I always named my frenz cars from the time they started buying them. Exeter, named after both the English heavy cruiser that took on Graf Spee off Montevideo and the town in England where my favourite sex scene in movie history took place- the hotel in Exeter in 'French Leuit. Woman'. Exeter (car) was Moho's first, and it featured a window only entrance to the navigator seat. Eventually, one of the other doors got the same condition.
I used to sit navigator because of my fucking loud voice. We used to drive around the neighbourhood and, well, yell @ people. Not "we're gonna kick yr ass" stuff, but crazy non-sensical stuff where bizarro was the prized component.
I'm struggling with a name for the car. It's been a year. Something military, as I envision the car as a warship. I've thought about naming it Peter Strasser. The Cobb would be good. Well, its not a big deal. I'll see again next year.
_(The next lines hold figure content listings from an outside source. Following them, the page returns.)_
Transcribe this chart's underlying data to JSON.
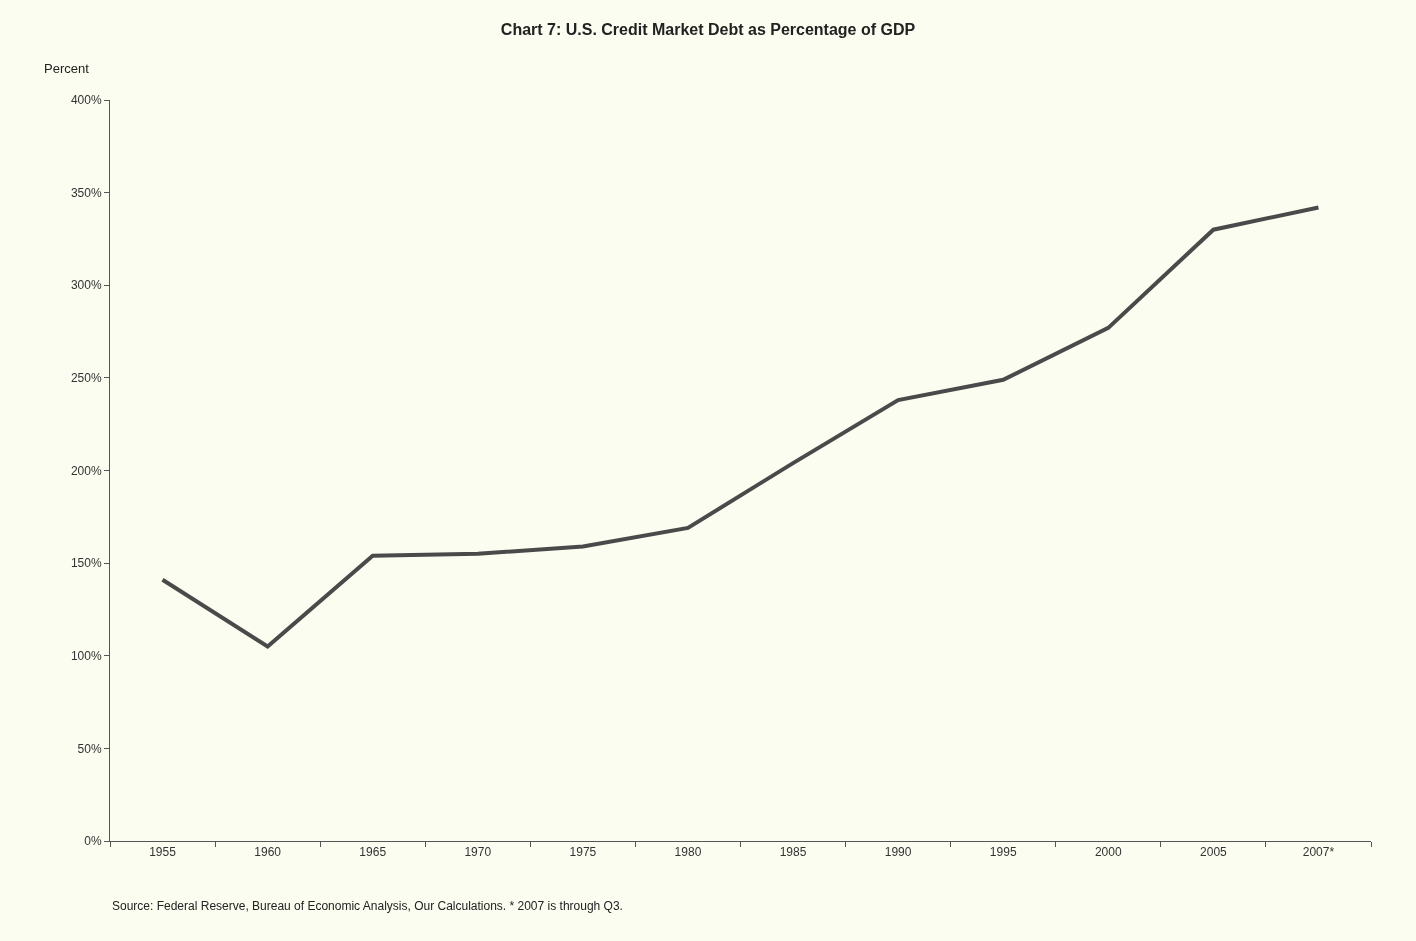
{
  "chart_data": {
    "type": "line",
    "title": "Chart 7: U.S. Credit Market Debt as Percentage of GDP",
    "ylabel": "Percent",
    "categories": [
      "1955",
      "1960",
      "1965",
      "1970",
      "1975",
      "1980",
      "1985",
      "1990",
      "1995",
      "2000",
      "2005",
      "2007*"
    ],
    "series": [
      {
        "color": "#4a4a4a",
        "values": [
          141,
          105,
          154,
          155,
          159,
          169,
          204,
          238,
          249,
          277,
          330,
          342
        ]
      }
    ],
    "ylim": [
      0,
      400
    ],
    "yticks": [
      {
        "value": 0,
        "label": "0%"
      },
      {
        "value": 50,
        "label": "50%"
      },
      {
        "value": 100,
        "label": "100%"
      },
      {
        "value": 150,
        "label": "150%"
      },
      {
        "value": 200,
        "label": "200%"
      },
      {
        "value": 250,
        "label": "250%"
      },
      {
        "value": 300,
        "label": "300%"
      },
      {
        "value": 350,
        "label": "350%"
      },
      {
        "value": 400,
        "label": "400%"
      }
    ],
    "grid": false,
    "marker": "none",
    "line_style": "solid",
    "annotations": [
      "Source: Federal Reserve, Bureau of Economic Analysis, Our Calculations. * 2007 is through Q3."
    ]
  }
}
Cars to pass our time had its highest achievement during The Extinguisher Years. Frenz would steal fire extinguishers from wherever. We would fill them up with water and pump in the extreme pressure by using a gas station's air pump. We would patrol the hood, looking escecially for girls but letting loose @ anyone who we could get to. We'd often pull over to the side and ask for directions. People were friendly and they would want to help us. In the car we'd wait until we couldn't, then shoot the extinguishers into the people. We'd know where certain girls would hang out- this front porch on this street, or porch in that neighbourhood- and patrol that area. Once we blasted the Burger King takeout window. Seems cruel now, but it also seems funny.
Years later, it still comes back. Early this century on one morning old lover Afrika Korps was driving us to work @ our respective schools as I was relating the above story to her. She turned and said:
You know, when I was young, these guys asked us for directions and then hit us with all of these extinguishers.
-Where? In front of that old gen. merchadise store on 57th and Kedzie.
-When? I was 14.
A quick mental calculation, double checked:
-Yeah, that was us.
Those battletanks, once serving my youth so formidably, are rusting somewhere. I guess.